3 - Determinar que a execução do EAHFMC ocorre até 2027 e que os encargos financeiros resultantes dos apoios referidos no número anterior, até ao montante máximo de € 222 227 189,07, ao qual acresce o imposto sobre o valor acrescentado (IVA) à taxa legal em vigor, não podem exceder, em cada ano económico, os seguintes montantes:
a) Em 2022: € 399 462,00;
b) Em 2023: € 766 129,00;
c) Em 2024: € 821 926,26;
d) Em 2025: € 66 064 329,40;
e) Em 2026: € 81 643 320,84;
f) Em 2027: € 72 532 021,57.
4 - Estabelecer que os valores fixados em cada ano económico podem ser acrescidos do saldo apurado no ano que antecede.
5 - Determinar que caso seja obtido financiamento com origem em fundos europeus, os valores relativos a fontes de financiamento nacional são reduzidos na respetiva proporção.
6 - Para a execução do EAHFMC é aplicável o regime estabelecido para os investimentos incluídos no Plano de Recuperação e Resiliência, nomeadamente o modelo de governação previsto no Decreto-Lei n.º 29-B/2021, de 4 de maio, na sua redação atual, e o regime excecional de execução orçamental e de simplificação de procedimentos no âmbito do Plano de Recuperação e Resiliência (PRR), estabelecido no Decreto-Lei n.º 53-B/2021, de 23 de junho, na sua redação atual, bem como as medidas especiais de contratação pública, aprovadas pela Lei n.º 30/2021, de 21 de maio, na sua redação atual.

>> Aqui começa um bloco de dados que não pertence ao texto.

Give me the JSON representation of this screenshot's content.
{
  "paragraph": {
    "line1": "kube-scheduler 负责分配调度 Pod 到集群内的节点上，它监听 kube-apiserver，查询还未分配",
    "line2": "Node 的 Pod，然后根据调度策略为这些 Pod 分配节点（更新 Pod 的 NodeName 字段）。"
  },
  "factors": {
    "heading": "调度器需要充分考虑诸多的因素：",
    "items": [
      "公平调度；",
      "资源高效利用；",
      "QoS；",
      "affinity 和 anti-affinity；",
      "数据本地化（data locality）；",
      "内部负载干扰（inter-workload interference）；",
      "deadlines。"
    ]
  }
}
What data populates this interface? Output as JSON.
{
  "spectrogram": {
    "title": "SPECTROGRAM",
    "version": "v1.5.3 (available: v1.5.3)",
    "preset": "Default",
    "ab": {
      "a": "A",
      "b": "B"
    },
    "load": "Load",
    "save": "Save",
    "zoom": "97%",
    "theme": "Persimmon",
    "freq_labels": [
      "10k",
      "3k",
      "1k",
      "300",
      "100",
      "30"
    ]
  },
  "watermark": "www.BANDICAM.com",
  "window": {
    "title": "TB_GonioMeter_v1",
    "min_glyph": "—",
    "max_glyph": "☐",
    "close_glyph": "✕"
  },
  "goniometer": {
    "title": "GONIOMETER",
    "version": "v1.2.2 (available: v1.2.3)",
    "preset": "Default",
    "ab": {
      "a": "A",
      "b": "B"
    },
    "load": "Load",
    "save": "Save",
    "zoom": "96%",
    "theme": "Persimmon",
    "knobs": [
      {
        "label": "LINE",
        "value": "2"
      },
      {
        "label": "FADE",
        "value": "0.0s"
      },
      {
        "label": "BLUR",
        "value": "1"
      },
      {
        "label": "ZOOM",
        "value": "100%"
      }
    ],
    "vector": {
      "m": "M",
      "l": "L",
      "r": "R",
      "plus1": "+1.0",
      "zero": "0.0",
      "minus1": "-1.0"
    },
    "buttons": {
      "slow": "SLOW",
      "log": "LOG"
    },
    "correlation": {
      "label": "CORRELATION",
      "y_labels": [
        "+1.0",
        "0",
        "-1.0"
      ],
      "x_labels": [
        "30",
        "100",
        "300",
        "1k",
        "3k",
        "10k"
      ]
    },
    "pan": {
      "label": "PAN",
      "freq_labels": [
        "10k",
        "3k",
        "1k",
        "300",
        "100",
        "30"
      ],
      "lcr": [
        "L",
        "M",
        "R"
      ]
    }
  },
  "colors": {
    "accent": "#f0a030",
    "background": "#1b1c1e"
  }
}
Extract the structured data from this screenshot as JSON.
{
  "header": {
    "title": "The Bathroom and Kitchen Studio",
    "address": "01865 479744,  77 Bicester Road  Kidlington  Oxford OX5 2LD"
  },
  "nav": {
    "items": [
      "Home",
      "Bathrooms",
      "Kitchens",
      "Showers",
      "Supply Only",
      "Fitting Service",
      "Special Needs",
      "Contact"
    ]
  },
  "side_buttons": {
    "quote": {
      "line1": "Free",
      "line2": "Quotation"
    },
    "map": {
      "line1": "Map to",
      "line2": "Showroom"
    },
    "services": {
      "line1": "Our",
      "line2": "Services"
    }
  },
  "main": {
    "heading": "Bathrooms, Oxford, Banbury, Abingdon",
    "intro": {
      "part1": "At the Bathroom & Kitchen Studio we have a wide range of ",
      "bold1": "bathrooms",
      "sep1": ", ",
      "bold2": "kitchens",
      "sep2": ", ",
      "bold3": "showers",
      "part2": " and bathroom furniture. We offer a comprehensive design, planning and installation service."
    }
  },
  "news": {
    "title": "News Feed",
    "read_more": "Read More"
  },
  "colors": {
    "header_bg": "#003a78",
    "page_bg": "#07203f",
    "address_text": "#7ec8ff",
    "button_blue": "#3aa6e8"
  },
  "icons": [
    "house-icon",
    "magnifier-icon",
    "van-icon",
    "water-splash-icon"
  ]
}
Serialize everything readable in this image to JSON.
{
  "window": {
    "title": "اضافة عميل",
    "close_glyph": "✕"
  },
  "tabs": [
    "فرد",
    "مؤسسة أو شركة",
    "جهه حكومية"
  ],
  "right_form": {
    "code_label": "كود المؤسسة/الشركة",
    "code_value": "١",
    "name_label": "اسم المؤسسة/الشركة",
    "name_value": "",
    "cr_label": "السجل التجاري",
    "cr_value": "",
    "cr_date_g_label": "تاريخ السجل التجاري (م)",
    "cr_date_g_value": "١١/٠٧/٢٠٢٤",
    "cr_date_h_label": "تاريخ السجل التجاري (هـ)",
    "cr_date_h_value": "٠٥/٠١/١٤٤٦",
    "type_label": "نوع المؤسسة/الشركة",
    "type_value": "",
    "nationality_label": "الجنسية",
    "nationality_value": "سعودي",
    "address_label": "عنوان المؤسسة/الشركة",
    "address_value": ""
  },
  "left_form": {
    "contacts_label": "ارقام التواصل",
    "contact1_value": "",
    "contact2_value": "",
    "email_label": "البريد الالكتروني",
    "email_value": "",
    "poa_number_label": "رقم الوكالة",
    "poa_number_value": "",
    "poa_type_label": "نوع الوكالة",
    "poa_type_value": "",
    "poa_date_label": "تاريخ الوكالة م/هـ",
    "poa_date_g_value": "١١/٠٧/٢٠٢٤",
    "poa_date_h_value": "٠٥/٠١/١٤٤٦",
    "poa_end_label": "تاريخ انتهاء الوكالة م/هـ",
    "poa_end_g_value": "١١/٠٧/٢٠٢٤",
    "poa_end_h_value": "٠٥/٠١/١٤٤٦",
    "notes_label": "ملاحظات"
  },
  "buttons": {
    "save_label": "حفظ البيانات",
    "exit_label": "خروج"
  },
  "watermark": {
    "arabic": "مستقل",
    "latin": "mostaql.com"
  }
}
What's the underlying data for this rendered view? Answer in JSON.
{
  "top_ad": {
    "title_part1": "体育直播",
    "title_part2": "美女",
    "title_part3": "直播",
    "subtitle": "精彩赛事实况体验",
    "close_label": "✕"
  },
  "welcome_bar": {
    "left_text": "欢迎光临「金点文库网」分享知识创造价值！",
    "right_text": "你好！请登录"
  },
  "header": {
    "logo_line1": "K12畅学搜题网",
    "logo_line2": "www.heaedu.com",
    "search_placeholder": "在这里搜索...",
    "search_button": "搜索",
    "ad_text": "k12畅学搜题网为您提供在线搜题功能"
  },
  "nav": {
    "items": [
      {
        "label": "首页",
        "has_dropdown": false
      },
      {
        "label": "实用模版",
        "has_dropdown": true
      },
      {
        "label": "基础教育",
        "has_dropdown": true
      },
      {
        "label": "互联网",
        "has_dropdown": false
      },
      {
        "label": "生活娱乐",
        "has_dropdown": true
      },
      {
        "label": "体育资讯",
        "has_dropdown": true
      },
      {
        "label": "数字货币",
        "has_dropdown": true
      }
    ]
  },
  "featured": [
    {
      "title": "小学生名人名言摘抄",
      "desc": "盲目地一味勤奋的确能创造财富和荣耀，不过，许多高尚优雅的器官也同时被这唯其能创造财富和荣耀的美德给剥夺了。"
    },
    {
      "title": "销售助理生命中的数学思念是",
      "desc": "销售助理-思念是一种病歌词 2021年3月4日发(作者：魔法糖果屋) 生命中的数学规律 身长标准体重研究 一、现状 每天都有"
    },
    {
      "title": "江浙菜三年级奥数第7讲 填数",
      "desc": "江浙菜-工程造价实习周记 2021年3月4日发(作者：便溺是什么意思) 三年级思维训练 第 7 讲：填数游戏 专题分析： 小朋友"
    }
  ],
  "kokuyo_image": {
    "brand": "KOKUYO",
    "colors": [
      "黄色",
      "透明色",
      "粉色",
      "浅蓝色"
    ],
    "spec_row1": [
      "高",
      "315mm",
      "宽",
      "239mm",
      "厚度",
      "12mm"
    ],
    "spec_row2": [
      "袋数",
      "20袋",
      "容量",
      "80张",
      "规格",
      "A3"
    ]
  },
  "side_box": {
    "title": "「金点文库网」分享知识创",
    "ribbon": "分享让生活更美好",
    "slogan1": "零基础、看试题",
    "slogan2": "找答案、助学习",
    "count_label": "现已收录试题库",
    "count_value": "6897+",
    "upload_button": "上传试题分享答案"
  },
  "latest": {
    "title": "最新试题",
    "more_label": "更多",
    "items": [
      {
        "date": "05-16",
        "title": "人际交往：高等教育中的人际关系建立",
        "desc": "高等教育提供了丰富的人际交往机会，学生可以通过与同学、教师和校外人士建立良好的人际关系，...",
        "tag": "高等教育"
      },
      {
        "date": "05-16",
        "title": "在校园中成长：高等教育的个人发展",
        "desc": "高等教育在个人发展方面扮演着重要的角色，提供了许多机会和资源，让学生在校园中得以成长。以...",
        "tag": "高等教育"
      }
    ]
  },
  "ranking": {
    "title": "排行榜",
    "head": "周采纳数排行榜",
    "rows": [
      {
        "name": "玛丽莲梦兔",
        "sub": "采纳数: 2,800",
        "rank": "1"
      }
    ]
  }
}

7 - Autorizar que os apoios para o EAHFMC sejam objeto de contratualização entre a Estrutura de Missão «Recuperar Portugal» e a Comunidade Intermunicipal do Alto Alentejo, enquanto beneficiário direto, nos termos previstos no artigo 9.º do Decreto-Lei n.º 29-B/2021, de 4 de maio, na sua redação atua no n.º 1 do artigo 4.º do Decreto-Lei n.º 62/2022, de 26 de setembro, e no n.º 5 do artigo 22.º da Lei n.º 73/2013, de 3 de setembro, na sua redação atual.
8 - Estabelecer que caso seja recebido financiamento de fundos europeus a título de empréstimo será aplicável o regime estabelecido na Portaria n.º 193/2021, de 15 de setembro, na sua redação atual, considerando-se atribuídos a título de subvenção não reembolsável.
9 - Determinar que o IVA suportado no âmbito execução do EAHFMC é reembolsado nos termos do artigo 16.º do Decreto-Lei n.º 53-B/2021, de 23 de junho, na sua redação atual, e da Portaria n.º 135/2022, de 1 de abril, na sua redação atual.
10 - Estabelecer que a restituição do financiamento concedido ao abrigo do PRR é realizada por compensação com os apoios atribuídos por outras fontes de financiamento.
11 - Determinar que a presente resolução entra em vigor no dia seguinte ao da sua publicação.
Presidência do Conselho de Ministros, 7 de março de 2025. - O Primeiro-Ministro, Luís Montenegro.